Она сидела в кабинете начальника порта, слушала его слегка охрипший голос. Сейнер налетел на скалу. Тело Кирилла не нашли. Пять суток поисков ничего не дали.
Дарья Матвеевна закрыла лицо руками и зарыдала. Начальник порта стал успокаивать ее. Разве только она потеряла сына? Вот у боцмана двое детишек осталось… Он хотел сказать, что ее сын грубо нарушил приказ, самовольно вышел в море, но сказал совершенно другое:
— Кирилл был хорошим капитаном, мы любили его…
В кабинет вошел мужчина:
— Катер готов.
„Дельфин“ прытко бежал по заливу. Рубцова грустно стояла на мостике вместе с Таней, смотрела на море, а видела сына. В тот вечер он был веселым. „Деньжат мало получаю, мать. Скоро переведут на траулер, тогда женюсь. А Танька не уйдет“. Ее мысли нарушила Таня.
— Мама, я брошу венок, ладно?
Дарья Матвеевна нахмурилась. Кирилл — ее сын, она сама похоронит его. Она сама опустит венок.

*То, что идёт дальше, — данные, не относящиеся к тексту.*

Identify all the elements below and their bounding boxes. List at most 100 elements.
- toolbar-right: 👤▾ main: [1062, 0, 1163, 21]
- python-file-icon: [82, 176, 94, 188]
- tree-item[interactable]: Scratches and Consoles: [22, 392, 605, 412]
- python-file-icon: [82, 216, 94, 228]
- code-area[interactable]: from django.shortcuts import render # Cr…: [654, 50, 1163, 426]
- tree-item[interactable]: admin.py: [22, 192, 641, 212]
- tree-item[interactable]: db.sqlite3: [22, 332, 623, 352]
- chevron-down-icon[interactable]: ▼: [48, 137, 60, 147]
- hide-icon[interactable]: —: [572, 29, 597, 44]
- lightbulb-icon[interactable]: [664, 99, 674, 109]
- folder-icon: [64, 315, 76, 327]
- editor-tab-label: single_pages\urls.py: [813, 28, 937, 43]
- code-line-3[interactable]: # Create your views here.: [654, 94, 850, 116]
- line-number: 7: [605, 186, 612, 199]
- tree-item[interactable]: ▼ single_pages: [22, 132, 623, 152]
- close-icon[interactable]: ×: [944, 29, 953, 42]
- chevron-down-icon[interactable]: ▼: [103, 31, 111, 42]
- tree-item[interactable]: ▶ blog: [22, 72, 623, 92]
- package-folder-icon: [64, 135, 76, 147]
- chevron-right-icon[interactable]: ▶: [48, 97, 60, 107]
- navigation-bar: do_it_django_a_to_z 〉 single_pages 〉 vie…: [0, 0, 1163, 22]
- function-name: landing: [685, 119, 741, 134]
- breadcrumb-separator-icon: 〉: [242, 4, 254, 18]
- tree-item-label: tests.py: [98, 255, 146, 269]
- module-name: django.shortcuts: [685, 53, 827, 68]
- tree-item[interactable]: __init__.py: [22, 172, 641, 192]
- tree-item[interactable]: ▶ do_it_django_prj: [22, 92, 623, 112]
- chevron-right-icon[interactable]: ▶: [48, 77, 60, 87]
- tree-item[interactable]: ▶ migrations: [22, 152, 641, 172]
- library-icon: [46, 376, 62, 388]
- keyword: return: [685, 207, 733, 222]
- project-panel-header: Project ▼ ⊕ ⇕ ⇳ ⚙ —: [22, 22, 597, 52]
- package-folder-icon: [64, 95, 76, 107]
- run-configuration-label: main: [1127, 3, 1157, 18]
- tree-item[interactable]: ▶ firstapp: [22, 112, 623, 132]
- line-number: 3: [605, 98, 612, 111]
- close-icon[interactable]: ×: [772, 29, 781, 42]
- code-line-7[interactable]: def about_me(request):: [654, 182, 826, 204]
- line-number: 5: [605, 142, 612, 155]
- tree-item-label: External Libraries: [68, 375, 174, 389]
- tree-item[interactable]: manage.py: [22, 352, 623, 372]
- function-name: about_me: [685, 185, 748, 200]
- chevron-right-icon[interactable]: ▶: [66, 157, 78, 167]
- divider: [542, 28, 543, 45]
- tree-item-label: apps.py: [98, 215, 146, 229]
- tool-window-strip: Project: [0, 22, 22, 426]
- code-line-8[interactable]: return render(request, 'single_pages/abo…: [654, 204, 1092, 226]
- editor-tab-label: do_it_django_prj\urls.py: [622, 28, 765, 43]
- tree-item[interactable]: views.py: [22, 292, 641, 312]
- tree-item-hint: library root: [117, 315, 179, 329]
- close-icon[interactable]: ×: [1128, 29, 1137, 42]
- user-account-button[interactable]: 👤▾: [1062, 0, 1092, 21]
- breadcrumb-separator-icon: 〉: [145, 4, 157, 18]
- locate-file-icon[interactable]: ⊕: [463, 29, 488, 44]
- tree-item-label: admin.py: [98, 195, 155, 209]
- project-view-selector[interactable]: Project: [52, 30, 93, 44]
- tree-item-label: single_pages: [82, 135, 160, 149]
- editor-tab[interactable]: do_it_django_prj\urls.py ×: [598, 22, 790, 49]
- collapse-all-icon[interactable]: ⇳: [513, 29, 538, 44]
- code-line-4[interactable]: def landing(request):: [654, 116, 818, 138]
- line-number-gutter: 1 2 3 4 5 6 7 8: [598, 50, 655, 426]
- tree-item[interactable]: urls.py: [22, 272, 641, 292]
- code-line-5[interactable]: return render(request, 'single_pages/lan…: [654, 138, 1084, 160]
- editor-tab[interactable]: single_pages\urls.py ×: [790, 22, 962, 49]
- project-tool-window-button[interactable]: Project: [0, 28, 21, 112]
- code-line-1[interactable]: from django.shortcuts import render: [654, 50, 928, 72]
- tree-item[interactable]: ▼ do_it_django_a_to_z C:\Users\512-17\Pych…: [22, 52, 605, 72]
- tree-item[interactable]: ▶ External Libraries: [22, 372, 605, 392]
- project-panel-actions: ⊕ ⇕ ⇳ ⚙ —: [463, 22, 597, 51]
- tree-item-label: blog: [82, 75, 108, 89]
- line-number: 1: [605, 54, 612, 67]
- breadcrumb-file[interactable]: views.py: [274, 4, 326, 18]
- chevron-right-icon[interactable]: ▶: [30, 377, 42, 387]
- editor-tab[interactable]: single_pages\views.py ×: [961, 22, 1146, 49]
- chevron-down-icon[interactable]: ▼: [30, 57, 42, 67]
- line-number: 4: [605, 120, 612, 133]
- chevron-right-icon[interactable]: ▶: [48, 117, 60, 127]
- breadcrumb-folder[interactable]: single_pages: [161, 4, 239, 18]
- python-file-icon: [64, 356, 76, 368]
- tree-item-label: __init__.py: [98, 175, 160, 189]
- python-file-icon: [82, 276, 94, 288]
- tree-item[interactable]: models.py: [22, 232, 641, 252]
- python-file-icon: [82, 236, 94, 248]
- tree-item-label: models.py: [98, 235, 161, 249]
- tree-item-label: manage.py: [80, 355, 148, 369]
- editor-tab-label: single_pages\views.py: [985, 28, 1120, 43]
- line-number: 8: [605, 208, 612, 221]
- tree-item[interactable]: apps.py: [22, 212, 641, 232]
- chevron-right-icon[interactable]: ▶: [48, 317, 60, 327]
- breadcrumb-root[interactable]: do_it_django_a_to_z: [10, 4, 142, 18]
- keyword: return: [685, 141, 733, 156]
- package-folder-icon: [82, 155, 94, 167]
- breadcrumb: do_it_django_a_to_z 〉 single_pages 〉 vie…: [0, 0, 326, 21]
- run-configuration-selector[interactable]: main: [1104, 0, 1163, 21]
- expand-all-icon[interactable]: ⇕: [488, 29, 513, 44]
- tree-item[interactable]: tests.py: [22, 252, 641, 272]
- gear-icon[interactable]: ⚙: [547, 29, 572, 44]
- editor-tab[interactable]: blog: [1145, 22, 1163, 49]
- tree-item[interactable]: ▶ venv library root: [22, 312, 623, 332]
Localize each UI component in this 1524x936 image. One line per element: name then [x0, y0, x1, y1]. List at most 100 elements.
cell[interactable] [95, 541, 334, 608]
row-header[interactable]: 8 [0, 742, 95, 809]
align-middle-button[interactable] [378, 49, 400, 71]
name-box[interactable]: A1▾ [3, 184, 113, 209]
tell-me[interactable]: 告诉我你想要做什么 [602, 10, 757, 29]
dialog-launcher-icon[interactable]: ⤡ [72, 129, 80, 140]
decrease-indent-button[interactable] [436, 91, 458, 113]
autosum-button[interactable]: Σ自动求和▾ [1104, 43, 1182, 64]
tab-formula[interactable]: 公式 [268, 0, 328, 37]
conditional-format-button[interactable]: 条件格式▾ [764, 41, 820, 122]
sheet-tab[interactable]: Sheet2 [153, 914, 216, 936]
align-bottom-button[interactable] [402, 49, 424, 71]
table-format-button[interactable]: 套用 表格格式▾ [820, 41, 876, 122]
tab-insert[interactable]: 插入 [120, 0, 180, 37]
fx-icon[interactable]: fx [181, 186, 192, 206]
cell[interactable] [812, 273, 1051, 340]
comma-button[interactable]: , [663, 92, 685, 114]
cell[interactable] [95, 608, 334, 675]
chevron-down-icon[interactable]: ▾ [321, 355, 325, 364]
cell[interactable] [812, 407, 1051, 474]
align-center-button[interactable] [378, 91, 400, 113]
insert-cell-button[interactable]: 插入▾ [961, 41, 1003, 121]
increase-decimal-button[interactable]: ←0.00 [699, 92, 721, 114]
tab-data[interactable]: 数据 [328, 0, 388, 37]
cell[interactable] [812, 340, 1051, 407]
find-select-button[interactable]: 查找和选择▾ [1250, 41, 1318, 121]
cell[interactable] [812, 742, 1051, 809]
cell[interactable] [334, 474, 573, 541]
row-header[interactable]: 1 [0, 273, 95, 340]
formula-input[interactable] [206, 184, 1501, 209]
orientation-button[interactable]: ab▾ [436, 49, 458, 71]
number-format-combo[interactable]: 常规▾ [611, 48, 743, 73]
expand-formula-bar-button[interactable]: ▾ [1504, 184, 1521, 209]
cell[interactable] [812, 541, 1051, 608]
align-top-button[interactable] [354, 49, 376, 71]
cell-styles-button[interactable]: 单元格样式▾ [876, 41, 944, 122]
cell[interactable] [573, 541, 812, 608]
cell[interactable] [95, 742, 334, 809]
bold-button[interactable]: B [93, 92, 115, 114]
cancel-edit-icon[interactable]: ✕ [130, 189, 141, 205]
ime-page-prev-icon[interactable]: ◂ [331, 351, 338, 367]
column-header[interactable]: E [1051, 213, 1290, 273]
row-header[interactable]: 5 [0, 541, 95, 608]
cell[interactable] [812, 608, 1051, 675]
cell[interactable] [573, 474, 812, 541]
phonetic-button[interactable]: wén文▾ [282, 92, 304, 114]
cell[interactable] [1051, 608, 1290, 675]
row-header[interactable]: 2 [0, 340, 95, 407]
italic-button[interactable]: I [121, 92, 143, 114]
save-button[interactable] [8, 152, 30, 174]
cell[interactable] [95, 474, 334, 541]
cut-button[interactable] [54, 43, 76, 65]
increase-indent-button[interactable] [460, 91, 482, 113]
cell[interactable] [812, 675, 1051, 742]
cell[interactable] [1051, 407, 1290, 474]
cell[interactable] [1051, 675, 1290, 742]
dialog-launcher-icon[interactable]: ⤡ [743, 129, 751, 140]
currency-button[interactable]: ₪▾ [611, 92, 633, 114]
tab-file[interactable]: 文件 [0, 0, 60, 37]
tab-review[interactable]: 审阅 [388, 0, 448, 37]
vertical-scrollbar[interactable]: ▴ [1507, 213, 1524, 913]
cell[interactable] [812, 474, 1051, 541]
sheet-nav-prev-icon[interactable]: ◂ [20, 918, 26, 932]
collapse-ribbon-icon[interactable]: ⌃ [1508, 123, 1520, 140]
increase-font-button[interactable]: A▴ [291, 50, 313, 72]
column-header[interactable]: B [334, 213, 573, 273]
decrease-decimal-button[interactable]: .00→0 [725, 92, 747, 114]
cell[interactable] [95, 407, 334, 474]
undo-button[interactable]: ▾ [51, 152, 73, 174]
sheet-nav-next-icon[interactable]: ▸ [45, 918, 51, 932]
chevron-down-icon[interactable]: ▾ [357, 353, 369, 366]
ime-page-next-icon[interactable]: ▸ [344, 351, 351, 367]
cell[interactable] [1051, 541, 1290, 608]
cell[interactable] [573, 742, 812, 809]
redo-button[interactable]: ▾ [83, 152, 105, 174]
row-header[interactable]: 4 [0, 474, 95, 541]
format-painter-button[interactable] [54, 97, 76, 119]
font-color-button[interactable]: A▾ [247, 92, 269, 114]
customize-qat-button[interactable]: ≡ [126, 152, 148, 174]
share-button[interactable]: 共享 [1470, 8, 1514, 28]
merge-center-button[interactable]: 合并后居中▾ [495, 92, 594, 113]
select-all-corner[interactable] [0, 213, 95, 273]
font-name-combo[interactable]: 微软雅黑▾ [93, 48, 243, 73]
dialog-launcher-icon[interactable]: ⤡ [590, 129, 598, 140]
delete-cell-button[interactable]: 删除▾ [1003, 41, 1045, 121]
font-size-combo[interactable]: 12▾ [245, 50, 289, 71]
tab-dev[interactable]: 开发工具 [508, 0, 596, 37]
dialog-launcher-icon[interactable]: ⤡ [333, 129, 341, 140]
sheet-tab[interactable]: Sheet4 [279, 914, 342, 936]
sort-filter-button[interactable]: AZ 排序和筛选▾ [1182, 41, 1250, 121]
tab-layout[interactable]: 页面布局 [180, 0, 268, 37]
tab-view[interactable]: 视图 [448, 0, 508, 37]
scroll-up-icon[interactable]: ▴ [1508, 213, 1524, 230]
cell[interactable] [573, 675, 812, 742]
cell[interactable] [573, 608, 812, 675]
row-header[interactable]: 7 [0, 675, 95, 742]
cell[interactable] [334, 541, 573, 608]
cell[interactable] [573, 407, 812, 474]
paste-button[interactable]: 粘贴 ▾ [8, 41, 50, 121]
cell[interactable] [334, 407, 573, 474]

— Я сама… — глухо прозвучал ее голос.
Таня сказала:
— Я жду ребенка, — и разрыдалась.
„Дельфин“ подошел к подводной скале. Застопорил ход. Рубцова и те, кто сопровождал ее, сошли с мостика на корму катера.
— Не плачьте, мама, не надо, — повторяла Таня, украдкой вытирая глаза.
Мать взяла венок. Все сняли шапки.
— Вечная память капитану судна Рубцову! — голос начальника порта глухо долетел до ее слуха.
Завыла сирена протяжно и монотонно.
Мать бросила венок. Он плавно закачался на воде и замер.
— Сынок, прощай, — глаза застилал туман.
Мать носила по сыну траур. Жила она в пограничном поселке, что в двухстах километрах от морского порта, в домике своей старшей сестры Насти, уехавшей год назад на Волгу, в Саратов. Настя звала ее к себе, но Дарья Матвеевна отвечала, что не хочет оставлять сына. А теперь вот сына нет. А боль осталась. Приснился ей сон вчера. Стоит Дарья во дворе и видит, летит чайка. Парит над ней и кричит: „Кирилл живет в океане!“ Она проснулась. На столе тикал будильник. Дарья встала, подошла к окну. Небо синее-синее. С высоты сорвалась звезда, начертила след. Дарья перекрестилась.